Vivendo ao relentoA pobreza, o desemprego e o excesso populacional só poderiam resultar no que vemos principalmente nas médias e grandes cidades dos países subdesenvolvidos: muitas pessoas vivendo nas ruas. E o que é pior, grande parte é de meninos e meninas, que vivem vagando sem teto e sem nada, constituindo-se um dos maiores problemas social dos países pobres. Conforme cálculos da UNICEF, em 1990 havia 100 milhões de crianças de rua no mundo, sendo 40 milhões na América Latina, de 25 a 30 milhões na Ásia e mais 10 milhões na África.

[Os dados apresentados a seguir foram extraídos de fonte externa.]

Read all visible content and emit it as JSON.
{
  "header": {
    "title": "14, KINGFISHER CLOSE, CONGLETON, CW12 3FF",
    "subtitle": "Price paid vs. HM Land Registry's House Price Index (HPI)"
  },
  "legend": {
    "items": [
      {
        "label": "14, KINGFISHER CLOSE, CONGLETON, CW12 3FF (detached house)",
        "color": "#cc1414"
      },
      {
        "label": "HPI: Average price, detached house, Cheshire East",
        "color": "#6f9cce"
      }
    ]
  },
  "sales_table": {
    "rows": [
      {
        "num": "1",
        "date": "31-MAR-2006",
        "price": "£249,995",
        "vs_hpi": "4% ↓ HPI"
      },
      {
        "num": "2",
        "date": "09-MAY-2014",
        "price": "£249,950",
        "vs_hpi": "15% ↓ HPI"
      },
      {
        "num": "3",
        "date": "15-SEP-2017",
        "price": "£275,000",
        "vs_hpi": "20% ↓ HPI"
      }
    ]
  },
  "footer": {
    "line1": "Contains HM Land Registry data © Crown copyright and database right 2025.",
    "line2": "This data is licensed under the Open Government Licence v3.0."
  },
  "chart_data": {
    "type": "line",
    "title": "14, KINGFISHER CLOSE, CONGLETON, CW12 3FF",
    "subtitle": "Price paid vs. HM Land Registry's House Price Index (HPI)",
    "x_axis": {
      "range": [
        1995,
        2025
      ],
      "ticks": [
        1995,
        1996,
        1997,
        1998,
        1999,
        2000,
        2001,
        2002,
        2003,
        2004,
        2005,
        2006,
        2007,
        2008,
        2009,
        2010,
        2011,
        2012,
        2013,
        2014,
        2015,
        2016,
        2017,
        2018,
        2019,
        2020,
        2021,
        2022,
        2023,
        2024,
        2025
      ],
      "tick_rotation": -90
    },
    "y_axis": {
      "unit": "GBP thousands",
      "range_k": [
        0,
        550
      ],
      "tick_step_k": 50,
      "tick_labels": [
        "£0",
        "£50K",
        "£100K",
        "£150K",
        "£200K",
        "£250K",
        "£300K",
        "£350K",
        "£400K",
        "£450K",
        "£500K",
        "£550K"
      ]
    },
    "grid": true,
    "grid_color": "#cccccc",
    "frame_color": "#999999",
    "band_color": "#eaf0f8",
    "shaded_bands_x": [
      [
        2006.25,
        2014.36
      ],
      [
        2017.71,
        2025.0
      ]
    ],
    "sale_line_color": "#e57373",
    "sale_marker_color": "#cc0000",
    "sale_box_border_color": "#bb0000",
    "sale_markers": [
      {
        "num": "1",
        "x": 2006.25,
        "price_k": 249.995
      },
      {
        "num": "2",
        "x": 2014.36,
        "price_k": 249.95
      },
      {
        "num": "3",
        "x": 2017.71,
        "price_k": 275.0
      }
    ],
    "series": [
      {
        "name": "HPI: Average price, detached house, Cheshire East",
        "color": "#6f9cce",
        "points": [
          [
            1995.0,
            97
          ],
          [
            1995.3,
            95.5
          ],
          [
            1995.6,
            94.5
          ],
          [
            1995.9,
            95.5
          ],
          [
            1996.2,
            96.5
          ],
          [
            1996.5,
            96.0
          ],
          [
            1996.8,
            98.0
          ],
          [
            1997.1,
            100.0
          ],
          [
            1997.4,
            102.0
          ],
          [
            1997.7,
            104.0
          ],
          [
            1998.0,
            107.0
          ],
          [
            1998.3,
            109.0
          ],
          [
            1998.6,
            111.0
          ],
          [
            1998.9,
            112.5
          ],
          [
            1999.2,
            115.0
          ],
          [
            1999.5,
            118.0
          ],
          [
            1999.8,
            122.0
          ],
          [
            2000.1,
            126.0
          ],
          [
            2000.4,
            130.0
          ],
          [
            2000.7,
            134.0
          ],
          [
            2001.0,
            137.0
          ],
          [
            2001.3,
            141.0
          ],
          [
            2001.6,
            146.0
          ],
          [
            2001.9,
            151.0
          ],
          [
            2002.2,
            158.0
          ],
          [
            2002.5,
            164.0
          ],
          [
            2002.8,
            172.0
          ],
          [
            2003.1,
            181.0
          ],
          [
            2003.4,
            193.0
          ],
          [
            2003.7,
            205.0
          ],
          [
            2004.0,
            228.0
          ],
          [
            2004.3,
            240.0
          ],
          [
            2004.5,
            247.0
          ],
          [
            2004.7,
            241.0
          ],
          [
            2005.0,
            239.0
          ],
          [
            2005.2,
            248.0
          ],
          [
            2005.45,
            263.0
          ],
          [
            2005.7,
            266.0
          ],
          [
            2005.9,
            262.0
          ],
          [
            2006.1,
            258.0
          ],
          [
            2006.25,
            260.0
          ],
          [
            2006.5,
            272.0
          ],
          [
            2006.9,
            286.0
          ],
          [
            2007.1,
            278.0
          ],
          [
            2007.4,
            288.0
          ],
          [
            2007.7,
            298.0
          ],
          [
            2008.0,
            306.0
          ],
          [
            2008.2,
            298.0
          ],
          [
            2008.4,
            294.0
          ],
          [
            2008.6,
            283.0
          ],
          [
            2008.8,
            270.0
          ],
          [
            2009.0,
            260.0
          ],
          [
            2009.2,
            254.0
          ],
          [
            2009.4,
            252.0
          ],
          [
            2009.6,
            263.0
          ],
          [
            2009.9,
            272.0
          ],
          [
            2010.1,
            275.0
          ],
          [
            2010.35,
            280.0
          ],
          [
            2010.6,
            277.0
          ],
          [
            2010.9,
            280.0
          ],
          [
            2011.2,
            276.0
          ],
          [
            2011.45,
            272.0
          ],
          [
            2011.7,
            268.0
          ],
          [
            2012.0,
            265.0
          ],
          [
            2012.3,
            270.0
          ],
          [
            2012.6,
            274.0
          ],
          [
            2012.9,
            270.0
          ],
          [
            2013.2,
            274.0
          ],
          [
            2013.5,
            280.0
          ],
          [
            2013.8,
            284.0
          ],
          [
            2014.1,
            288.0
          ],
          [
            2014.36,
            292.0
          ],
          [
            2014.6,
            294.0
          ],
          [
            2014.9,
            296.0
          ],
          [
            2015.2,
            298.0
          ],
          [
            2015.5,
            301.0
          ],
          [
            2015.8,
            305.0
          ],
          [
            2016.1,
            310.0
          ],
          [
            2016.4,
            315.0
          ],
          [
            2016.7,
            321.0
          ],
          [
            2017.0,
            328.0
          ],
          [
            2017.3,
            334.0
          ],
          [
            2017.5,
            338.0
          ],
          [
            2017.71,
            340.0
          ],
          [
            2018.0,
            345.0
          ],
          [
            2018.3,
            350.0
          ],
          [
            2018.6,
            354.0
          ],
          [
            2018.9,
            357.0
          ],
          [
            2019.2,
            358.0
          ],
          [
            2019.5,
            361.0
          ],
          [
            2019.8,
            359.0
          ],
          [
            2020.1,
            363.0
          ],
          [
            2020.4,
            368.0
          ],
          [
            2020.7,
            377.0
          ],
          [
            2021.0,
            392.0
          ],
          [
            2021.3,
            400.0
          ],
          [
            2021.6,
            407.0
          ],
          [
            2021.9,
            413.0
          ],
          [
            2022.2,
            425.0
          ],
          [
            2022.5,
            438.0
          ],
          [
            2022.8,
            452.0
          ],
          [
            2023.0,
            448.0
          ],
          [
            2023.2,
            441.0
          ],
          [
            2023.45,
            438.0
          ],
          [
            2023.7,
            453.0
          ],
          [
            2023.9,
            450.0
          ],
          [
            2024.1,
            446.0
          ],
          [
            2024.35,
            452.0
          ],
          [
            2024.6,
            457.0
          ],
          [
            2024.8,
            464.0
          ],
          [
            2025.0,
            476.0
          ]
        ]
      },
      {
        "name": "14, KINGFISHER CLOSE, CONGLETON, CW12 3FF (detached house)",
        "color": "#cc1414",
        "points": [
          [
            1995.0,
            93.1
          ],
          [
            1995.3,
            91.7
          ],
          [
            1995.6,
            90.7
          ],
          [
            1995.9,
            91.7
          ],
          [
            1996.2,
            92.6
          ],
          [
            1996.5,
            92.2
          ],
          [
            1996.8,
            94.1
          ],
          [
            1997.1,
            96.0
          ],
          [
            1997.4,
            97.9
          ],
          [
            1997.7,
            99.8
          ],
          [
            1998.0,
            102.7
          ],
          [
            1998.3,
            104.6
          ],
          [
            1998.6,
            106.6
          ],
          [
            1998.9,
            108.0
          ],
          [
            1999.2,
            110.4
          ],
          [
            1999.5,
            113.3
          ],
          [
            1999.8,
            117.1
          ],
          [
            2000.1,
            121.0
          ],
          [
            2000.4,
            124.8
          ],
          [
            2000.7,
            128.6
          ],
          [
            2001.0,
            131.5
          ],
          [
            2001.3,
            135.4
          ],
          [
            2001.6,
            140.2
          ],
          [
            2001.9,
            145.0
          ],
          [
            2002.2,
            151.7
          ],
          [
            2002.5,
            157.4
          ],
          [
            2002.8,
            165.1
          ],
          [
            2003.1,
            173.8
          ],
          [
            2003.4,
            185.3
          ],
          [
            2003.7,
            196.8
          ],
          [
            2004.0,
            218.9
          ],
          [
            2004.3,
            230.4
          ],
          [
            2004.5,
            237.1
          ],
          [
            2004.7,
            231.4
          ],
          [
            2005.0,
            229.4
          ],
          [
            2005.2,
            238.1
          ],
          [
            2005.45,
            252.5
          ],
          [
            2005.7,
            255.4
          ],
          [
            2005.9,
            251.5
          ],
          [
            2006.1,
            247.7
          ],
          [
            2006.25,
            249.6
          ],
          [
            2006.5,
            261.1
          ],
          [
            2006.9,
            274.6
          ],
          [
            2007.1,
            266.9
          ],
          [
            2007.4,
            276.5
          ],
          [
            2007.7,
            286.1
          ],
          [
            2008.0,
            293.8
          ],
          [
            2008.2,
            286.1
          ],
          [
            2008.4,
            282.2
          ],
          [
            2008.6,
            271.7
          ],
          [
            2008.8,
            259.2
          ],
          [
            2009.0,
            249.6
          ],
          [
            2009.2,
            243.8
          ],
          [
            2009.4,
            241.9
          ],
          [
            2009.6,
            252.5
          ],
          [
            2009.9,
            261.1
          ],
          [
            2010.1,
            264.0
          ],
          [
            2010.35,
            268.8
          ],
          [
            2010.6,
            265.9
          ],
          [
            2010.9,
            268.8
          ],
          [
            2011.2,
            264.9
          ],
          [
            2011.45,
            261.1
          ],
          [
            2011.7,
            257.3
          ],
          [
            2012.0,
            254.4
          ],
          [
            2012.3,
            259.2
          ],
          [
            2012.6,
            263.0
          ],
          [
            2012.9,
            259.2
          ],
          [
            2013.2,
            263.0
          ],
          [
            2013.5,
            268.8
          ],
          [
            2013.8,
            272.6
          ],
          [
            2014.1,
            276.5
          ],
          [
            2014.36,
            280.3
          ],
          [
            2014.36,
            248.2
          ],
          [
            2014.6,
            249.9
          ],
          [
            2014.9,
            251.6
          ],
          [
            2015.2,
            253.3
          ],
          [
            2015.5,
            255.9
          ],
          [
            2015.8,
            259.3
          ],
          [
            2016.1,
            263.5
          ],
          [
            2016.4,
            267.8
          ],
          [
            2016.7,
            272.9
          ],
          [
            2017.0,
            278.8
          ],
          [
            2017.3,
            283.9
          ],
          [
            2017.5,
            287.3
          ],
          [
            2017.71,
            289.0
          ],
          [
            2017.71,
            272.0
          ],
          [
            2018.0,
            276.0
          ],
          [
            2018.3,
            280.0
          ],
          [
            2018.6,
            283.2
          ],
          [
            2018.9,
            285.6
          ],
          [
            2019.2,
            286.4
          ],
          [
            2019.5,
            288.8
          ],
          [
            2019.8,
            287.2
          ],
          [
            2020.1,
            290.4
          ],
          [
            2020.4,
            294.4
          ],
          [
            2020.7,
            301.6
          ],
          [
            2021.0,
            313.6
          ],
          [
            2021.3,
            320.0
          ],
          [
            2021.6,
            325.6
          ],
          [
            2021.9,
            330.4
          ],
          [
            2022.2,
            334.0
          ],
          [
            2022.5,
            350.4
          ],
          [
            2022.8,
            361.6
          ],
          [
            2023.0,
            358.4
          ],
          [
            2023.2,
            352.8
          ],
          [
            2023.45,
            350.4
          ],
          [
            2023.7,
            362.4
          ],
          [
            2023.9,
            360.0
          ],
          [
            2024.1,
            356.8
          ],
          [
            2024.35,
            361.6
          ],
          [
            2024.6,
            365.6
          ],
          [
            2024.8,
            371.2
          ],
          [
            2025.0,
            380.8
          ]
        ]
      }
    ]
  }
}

A Unicef concluiu também que a cultura das drogas está muito ligada às crianças de rua, que as utilizam como fuga da pobreza, doença, dor e fome. No Brasil, o percentual das crianças de rua que mendigam para conseguir dinheiro e comprar e consumir drogas são altíssimos, chegando a 70% dos menores dos Centros de Detenção de Menores de S.Paulo, por exemplo. Em decorrência do uso de drogas, as crianças sofrem violência física, sexual e social. Como vimos o problema das crianças de rua é gravíssimo, e merece atenção especial da sociedade e das autoridades.